What would you do if your mother-in-law is so mean and pushes you to the limit?

Philippines
August 24, 2008 2:11pm CST
What would you do if you'd have a mother-in-law like that? Would you still continue respecting her for the sake of your husband, or would you fight for your right? To those who are having that kind of experience, i bet they're really in a tough situation and it is a major decision to decide what to do. It would be easier if your husband is mature, fair and just. But if he's not, he would only look at you as someone showing disrespect for his mother, and worst, the situation may turn against you. However, if i would be in that kind of situation, at first, i would just ignore it for the sake of my husband. But if she would continue what she's doing, then i would have no choice but to fight for my right.
4 responses
@kerriannc (4279)
• Jamaica
24 Aug 08
But her in her place in a diplomatic way. My mother in law disrespect me in a way that I didn't like and I show her another side of me that she didn't know did exist. Now she talks to me as if I am her daughter. To tell you the truth I don't respect her because she makes that happen by herself. Her son was upset about it but I never told him to choose between us because she is his mother but the bible says that the man should leave his mother's and cleave on to his wife. If you are not strong those mean mothers in law will disrespect you and makes you to be mean and miserable.

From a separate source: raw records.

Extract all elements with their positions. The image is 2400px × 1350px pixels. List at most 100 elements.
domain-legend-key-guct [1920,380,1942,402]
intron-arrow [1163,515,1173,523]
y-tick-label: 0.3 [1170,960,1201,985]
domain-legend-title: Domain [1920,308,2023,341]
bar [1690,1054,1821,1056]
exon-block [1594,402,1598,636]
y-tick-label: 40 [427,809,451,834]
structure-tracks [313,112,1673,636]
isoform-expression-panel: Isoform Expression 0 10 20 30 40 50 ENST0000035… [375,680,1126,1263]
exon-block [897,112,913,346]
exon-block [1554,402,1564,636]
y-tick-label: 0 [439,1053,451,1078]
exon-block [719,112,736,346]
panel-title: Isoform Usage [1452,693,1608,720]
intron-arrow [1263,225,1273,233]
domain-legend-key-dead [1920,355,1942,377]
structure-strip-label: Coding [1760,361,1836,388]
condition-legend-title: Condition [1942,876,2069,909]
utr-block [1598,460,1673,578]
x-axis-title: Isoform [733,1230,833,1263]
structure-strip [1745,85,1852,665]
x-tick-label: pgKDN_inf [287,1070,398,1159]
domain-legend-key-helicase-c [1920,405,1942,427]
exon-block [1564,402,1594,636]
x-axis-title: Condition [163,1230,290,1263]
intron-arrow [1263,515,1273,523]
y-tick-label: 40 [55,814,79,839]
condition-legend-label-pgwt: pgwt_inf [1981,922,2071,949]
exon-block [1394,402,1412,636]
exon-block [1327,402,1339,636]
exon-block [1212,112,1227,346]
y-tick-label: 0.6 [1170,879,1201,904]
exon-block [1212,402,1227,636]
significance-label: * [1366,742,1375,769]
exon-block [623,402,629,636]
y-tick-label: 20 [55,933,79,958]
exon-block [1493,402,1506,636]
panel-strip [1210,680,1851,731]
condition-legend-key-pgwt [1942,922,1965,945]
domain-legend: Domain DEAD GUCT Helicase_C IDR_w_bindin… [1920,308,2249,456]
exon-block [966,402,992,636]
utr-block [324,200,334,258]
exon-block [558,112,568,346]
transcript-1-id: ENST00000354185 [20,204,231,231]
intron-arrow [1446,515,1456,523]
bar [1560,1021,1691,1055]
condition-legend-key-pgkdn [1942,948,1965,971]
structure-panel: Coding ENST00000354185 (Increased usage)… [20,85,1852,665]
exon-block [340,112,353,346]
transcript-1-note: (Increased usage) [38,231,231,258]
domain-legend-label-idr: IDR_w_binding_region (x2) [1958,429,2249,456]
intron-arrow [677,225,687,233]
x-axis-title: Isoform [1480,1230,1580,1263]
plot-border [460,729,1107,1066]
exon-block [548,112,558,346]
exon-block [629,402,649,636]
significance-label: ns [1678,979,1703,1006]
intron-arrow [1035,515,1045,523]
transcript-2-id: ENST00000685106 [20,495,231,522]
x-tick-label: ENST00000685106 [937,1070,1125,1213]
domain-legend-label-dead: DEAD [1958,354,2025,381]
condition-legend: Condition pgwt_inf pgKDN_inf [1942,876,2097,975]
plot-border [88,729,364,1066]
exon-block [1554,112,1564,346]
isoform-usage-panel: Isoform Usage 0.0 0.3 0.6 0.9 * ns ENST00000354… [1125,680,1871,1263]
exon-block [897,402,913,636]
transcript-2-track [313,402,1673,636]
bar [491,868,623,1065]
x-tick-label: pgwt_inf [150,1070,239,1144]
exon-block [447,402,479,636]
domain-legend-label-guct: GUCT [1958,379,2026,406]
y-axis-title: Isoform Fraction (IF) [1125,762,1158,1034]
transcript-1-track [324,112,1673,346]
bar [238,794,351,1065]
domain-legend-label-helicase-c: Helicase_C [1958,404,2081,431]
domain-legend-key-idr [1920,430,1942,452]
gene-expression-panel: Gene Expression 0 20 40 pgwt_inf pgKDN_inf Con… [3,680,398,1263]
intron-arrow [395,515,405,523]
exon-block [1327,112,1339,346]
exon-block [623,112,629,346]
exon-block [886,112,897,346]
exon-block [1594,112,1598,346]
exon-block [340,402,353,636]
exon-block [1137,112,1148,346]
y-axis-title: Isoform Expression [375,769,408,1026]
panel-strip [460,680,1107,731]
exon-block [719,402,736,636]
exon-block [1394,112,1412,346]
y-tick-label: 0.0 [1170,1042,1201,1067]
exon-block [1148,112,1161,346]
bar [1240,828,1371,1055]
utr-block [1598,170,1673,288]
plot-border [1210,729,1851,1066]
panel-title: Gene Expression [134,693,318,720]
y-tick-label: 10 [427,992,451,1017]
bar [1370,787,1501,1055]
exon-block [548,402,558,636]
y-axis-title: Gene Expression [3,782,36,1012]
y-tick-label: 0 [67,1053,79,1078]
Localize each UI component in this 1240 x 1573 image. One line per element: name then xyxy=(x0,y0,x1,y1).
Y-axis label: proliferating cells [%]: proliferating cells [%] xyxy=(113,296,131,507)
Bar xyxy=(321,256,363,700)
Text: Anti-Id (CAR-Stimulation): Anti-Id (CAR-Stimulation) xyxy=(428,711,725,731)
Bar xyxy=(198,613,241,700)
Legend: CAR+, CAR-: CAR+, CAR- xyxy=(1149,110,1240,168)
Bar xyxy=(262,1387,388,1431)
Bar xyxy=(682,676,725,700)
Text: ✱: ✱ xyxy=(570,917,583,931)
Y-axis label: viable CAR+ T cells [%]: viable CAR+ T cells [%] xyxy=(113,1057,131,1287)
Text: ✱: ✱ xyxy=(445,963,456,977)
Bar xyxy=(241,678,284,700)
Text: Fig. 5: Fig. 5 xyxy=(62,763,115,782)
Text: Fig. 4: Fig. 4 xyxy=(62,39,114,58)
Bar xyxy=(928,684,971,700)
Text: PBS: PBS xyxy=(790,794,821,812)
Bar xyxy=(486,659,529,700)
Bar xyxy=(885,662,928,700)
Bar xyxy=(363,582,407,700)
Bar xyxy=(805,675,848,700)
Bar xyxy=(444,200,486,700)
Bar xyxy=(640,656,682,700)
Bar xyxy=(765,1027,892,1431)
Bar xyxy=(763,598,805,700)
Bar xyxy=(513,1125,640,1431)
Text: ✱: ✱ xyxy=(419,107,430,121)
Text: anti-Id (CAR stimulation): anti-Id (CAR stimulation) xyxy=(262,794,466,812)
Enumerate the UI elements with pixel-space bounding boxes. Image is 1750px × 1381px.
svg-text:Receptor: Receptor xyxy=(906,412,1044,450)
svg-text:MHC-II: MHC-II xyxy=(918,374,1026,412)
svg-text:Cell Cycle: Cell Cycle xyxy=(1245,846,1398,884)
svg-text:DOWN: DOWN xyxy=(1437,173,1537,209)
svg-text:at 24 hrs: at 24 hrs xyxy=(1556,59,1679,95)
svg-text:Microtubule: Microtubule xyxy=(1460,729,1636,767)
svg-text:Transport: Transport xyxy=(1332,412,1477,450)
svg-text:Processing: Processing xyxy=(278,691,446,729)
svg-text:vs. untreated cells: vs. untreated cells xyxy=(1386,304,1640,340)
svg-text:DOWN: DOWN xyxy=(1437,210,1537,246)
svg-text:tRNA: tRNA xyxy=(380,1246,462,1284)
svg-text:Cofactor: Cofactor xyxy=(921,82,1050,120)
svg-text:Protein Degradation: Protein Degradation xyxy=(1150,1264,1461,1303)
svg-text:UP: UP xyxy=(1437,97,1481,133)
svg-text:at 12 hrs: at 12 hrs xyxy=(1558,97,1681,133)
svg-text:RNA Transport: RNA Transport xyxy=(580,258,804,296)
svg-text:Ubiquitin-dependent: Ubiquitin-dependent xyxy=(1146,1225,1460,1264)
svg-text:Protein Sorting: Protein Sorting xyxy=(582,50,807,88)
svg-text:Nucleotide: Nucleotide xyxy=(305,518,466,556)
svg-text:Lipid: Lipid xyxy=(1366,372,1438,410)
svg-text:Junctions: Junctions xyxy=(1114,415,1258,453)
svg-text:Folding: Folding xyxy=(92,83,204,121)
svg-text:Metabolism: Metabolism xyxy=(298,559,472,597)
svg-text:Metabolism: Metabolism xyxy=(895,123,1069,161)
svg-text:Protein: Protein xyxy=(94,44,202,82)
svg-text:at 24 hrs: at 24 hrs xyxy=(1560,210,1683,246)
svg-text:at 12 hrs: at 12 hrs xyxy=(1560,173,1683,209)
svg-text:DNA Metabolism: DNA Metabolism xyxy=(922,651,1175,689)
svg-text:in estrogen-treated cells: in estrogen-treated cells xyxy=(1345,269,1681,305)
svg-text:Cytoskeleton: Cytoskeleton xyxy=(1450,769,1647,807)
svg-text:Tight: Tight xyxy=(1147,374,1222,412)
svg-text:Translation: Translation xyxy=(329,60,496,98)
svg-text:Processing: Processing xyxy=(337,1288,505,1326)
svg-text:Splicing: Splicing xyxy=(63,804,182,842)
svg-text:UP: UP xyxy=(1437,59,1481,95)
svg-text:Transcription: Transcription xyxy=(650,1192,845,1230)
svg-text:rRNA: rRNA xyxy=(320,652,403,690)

Talk with your husband and make him understand what is happening with the relationship between his mother and you. If he does not show any interest then speak with some member of the family that she loves and ask he/she to intervene. If this does not work out then take it in your own hands. You are married so you have to take that in consideration. All the best.
• Philippines
24 Aug 08
I believe that what you did was just right. It is indeed in the bible that in marriage, man and wife are united as one and that the man should leave his parents and cleave and love his wife above anyone else. Thus we, as wives, don't deserve such meanness from our mothers-in-law. If we're not doing anything bad to them, they don't have the right to make our lives miserable. Since you are the wife their son married, you are already a part of their family, and so, you deserve to be accepted and loved by them and everyone in their family. Thanks for sharing your experience. Wish you too, all the best. :)
• United States
31 Aug 08
I would do the same as you. Deal with it for the sake of my husband but if it continued to go on, stand up for myself and fight back. Wouldn't be afraid to tell my husband what I really thought of his family. It's not disrespectful, it's being honest and standing up for yourself. And besides, you are his wife.
@joimarquez (1836)
• United States
26 Aug 08
oh my gosh..if this happens to me im pretty sure im gonna rebel...i cant have anybody pushing me to my limit and just ignore it..i would fight back and show her im no pushover. if my husband hates me for it, fine but he has to see it on my point of view too. good thing that i dont have those kinds on in-laws, my ex-husband's mom wasnt like that at all..she thinks of me as the daughter she never had (thats what she always tell her friends about me hehehe) and now my husband's mom gonna visit us for the first time but im not worried coz we get along on the phone and emails. wish me luck hehehe.
• United States
26 Aug 08
Sadly this was the situation with my mother and my husband. It is a horrible thing to have to deal with, no matter which side of it you are on. My husband didn't fight with my because I didn't want him to. This was for both of them, but it caused a lot of issues and I always felt like I had to protect them both (especially him since my mom can be quite venomous). She lived in our house and it was the hardest year of our entire lives. It is important to try and stay in touch with the spouse, that is most important because that is who you are married too. Try not to make him or her feel like they need to choose sides because that can be hard for many people, but remember that the two of you are married and evil mother-in-law aside you have a life to live.